Third is the geopolitical crisis. The pandemic has dealt a blow to China-U.S. relations on strategic security grounds. The spread of the coronavirus among U.S. troops has directly influenced the country’s deployment plan and combat effectiveness in the Indo-Pacific region, heightening U.S. sensitivity to China’s movements in the South China Sea and Strait of Taiwan. In fact, the frequency of U.S. vessels and aircraft carrying out so-called freedom of navigation operations and close-in reconnaissance activities nudging up against China’s offshore waters has increased, not diminished. When the pandemic passes, the Pentagon will end its freeze on overseas troop movement. With an all-around resumption of U.S. military activities in the Indo-Pacific region and the beginning of Tsai Ing-wen’s second term in Taiwan, sentiments in both China and the U.S. will intensify. The two countries are more, not less, likely to wade into military frictions in the waters of East and Southeast Asia. The U.S. military may push harder to play up its notion of a China’s maritime military threat in the face of greater budget pressures.

A hot debate on whether China should enlarge its nuclear arsenal, which has suddenly erupted in China’s social media, caused great concern on the U.S. side, not only adding the pressure of being dragged into multilateral arms control negotiations but also igniting an American reassessment of China’s military intentions.

Fourth is the crisis of choice.

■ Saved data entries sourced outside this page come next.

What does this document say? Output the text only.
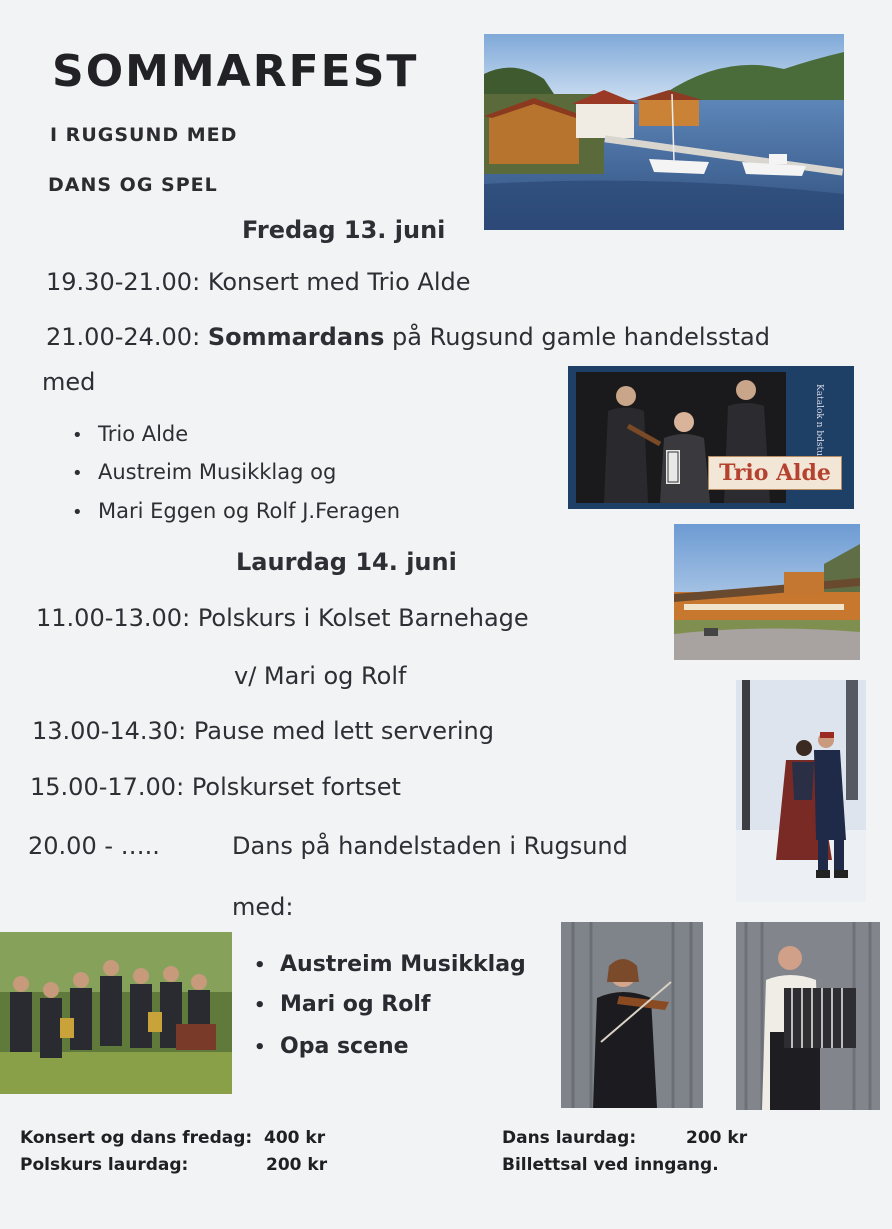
SOMMARFEST
I RUGSUND MED
DANS OG SPEL
Fredag 13. juni
19.30-21.00: Konsert med Trio Alde
21.00-24.00: Sommardans på Rugsund gamle handelsstad
med
• Trio Alde
• Austreim Musikklag og
• Mari Eggen og Rolf J.Feragen
Trio Alde
Katalok n bdstu
Laurdag 14. juni
11.00-13.00: Polskurs i Kolset Barnehage
v/ Mari og Rolf
13.00-14.30: Pause med lett servering
15.00-17.00: Polskurset fortset
20.00 - …..	Dans på handelstaden i Rugsund
med:
• Austreim Musikklag
• Mari og Rolf
• Opa scene
Konsert og dans fredag: 400 kr
Polskurs laurdag:	200 kr
Dans laurdag:	200 kr
Billettsal ved inngang.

The end of the pandemic will herald a time of active adjustments to the global system and international order, and all countries, none of which were spared from the pandemic, will play a part in the process.

The U.S. worries that China will seek to fill the vacuum in the global system and initiate a leadership battle at a moment when Washington is caught up in internal crises, which for the U.S. is a real and urgent concern.

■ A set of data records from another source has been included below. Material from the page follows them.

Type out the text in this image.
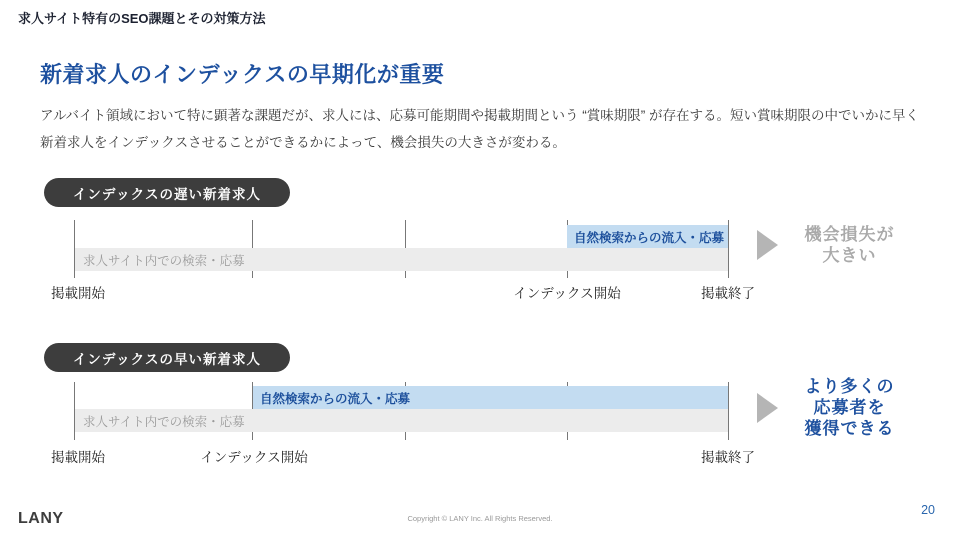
求人サイト特有のSEO課題とその対策方法
新着求人のインデックスの早期化が重要

アルバイト領域において特に顕著な課題だが、求人には、応募可能期間や掲載期間という “賞味期限” が存在する。短い賞味期限の中でいかに早く新着求人をインデックスさせることができるかによって、機会損失の大きさが変わる。

インデックスの遅い新着求人
自然検索からの流入・応募
求人サイト内での検索・応募
掲載開始	インデックス開始	掲載終了
機会損失が
大きい
インデックスの早い新着求人
自然検索からの流入・応募
求人サイト内での検索・応募
掲載開始	インデックス開始	掲載終了
より多くの
応募者を
獲得できる
LANY	Copyright © LANY Inc. All Rights Reserved.
20
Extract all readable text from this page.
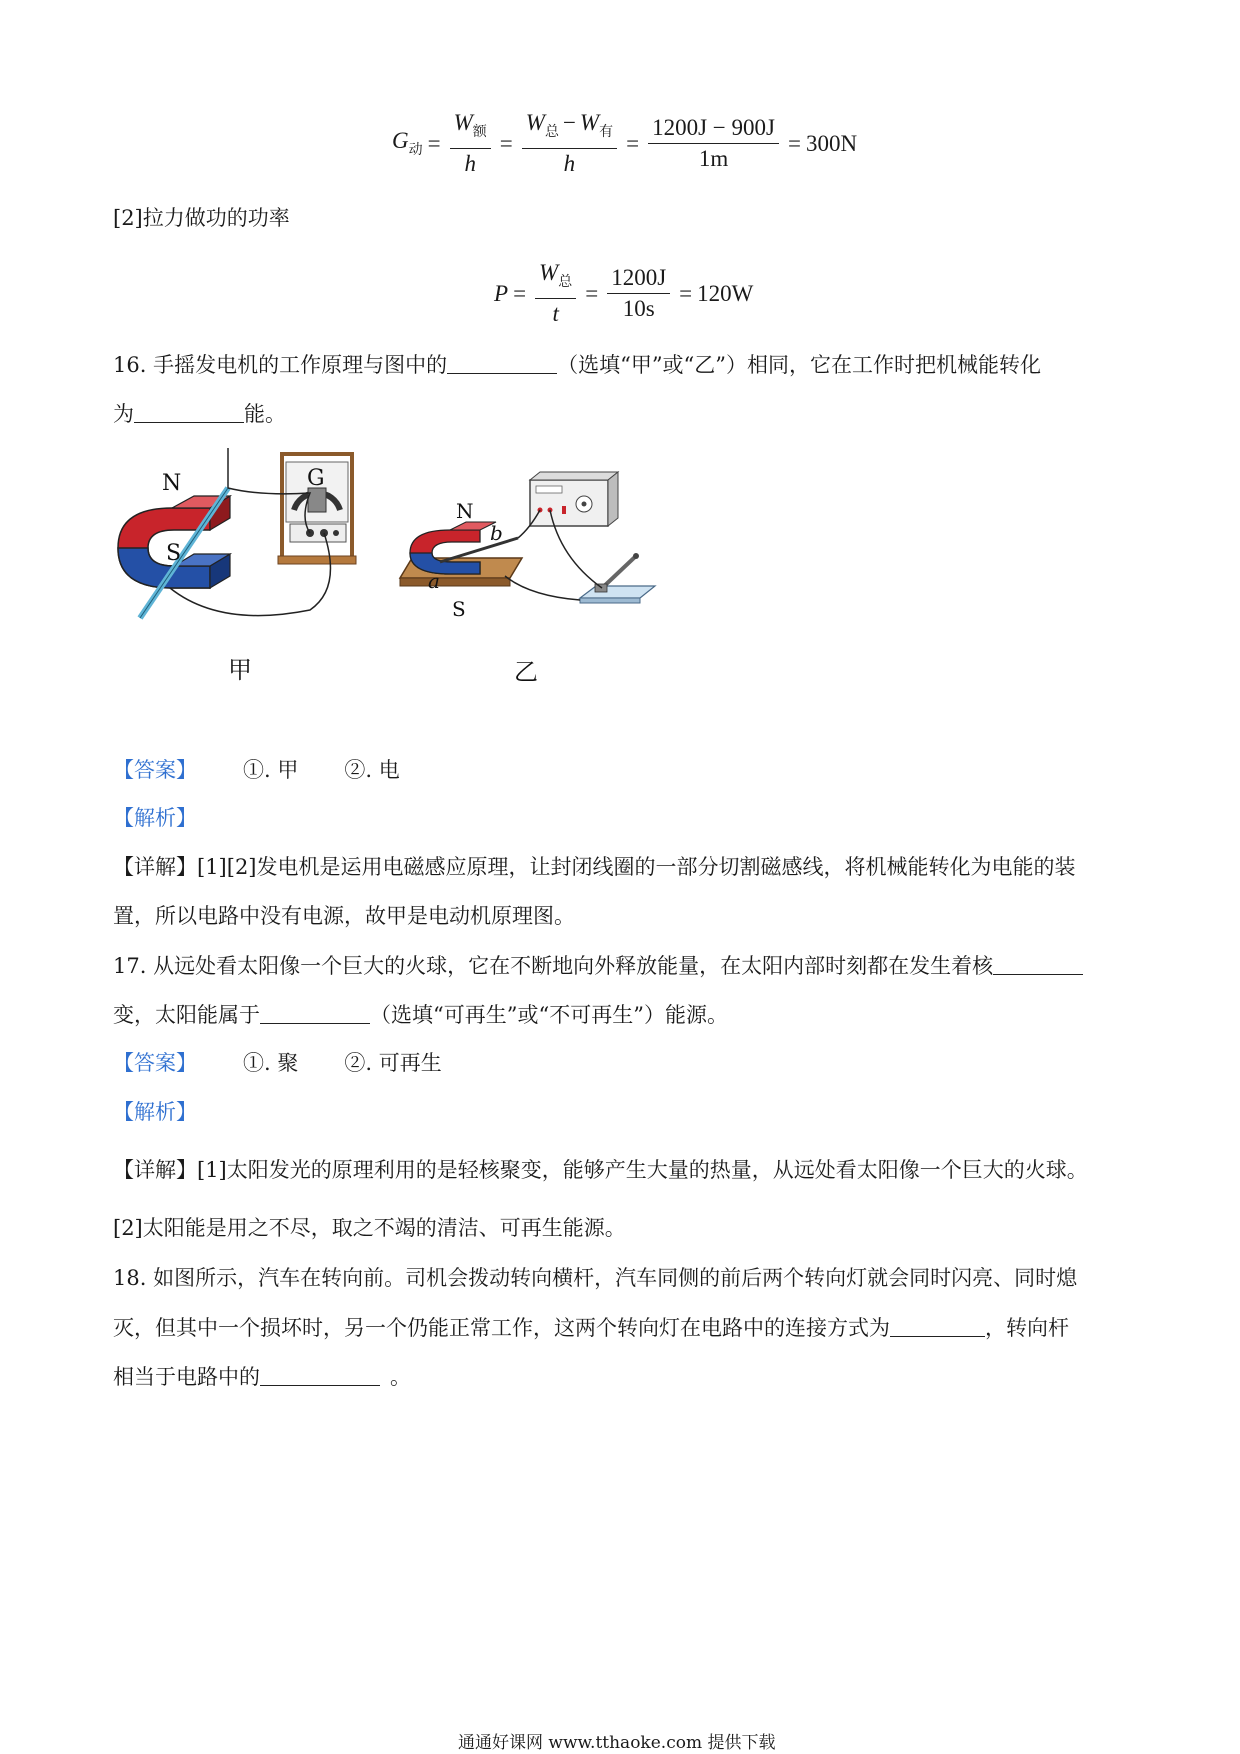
$G_动 = \frac{W_额}{h} = \frac{W_总 - W_有}{h} = \frac{1200J - 900J}{1m} = 300N$
[2]拉力做功的功率
$P = \frac{W_总}{t} = \frac{1200J}{10s} = 120W$
16. 手摇发电机的工作原理与图中的	（选填“甲”或“乙”）相同，它在工作时把机械能转化
为	能。
N
S
G
甲
N
S
b
a
乙
【答案】 ①. 甲 ②. 电
【解析】
【详解】[1][2]发电机是运用电磁感应原理，让封闭线圈的一部分切割磁感线，将机械能转化为电能的装
置，所以电路中没有电源，故甲是电动机原理图。
17. 从远处看太阳像一个巨大的火球，它在不断地向外释放能量，在太阳内部时刻都在发生着核
变，太阳能属于	（选填“可再生”或“不可再生”）能源。
【答案】 ①. 聚 ②. 可再生
【解析】
【详解】[1]太阳发光的原理利用的是轻核聚变，能够产生大量的热量，从远处看太阳像一个巨大的火球。
[2]太阳能是用之不尽，取之不竭的清洁、可再生能源。
18. 如图所示，汽车在转向前。司机会拨动转向横杆，汽车同侧的前后两个转向灯就会同时闪亮、同时熄
灭，但其中一个损坏时，另一个仍能正常工作，这两个转向灯在电路中的连接方式为	，转向杆
相当于电路中的	。
通通好课网 www.tthaoke.com 提供下载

The restructuring of international public health governance will be a new front in the shifting international order, and the China-U.S. rivalry will become particularly fierce, even driving the U.S. to stage an exodus. If the U.S. is to set up a new WHO in its favor — along with moves to force the World Trade Organization to fail and then rebuild a trade circle based on new standards — it will usher in a great disruption of the global system.

How individual countries adjust their relations with China and the U.S. is also an important factor. Most members of the international community do not wish to take sides; rather, they will review the two countries’ relevance to themselves — their international position, their values and roles — and thus rearrange their relations with the major powers. In addition to market opportunities, returns on cooperation and political dividends, other factors can determine their final policy orientation. These include value recognition, security dependence and psychological fears.

These four crises are extremely hard to control. They may occur one after another or, more likely, take place concurrently with their consequences and impacts intertwined. They will ultimately change the agenda of China-U.S. relations in an integrated and fundamental manner, and largely lead to deeper adjustments to domestic politics, economies, societies and cultures in the two countries.

With such a grim situation ahead of us, especially the dangers of the next six months, we must prepare and, more important, make constructive interventions.